The best way I can describe my current training is Expert Mode. The other day, after a particularly hard bout of sparring where John hit/kicked me far more times than I hit him, he reassured me that I shouldn’t get discouraged, because he was just trying to make it harder than my actual fight. Quite to the contrary, I can really appreciate that, because it’s basically how I learned to bike race- soon after I’d purchased a road bike, I was seeking out the group “A” rides. Since I rolled with (and was sometimes dropped from) the fastest people in the city, when I got into my first season of road racing, I was often like, WhyTF ARE WE GOING SO SLOW?!? It wasn’t nearly as difficult as the group rides back home, because I’d learned in Expert Mode.

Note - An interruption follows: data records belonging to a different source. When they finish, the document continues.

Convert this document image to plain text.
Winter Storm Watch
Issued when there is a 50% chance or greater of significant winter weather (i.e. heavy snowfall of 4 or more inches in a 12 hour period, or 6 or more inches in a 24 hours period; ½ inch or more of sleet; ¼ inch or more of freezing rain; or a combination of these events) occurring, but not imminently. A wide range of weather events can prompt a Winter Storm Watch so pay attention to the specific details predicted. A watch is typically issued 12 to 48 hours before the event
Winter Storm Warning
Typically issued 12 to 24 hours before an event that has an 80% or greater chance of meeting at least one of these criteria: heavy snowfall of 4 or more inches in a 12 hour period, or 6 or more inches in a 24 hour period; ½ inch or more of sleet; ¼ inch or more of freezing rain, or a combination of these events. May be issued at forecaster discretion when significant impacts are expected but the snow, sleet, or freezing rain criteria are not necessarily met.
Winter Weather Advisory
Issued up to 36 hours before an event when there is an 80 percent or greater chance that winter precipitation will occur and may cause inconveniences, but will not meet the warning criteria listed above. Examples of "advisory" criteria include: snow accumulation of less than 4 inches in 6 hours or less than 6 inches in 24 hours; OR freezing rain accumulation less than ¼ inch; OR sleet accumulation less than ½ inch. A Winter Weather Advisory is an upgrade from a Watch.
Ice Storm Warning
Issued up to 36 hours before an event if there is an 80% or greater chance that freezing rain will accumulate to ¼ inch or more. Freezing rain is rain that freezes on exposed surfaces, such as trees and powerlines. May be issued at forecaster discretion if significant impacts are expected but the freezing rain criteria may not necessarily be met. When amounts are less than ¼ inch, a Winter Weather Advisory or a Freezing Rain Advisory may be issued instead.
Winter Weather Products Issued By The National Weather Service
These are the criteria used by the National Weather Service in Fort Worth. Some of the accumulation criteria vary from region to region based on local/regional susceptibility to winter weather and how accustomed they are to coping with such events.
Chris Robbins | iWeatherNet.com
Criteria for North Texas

So, that’s how I’m doing things right now- always picking the hard way, whether its dealing with adverse weather, peeling through layers of gym soreness to do intervals on the bike, choosing the big kettlebell, or getting my ass kicked by someone who is stronger and a much more experienced fighter than myself. The combination of all those things (along with an equal or greater quantity of eating and putting my feet up in between) is elevating my physical and mental abilities to new levels. I live for this!

It’s like I told the intermediate group of ladies at the Women’s Weekend… there’s no shame in taking the shuttle to the top of the mountain, but just remember, you don’t get better at climbing by doing it that way.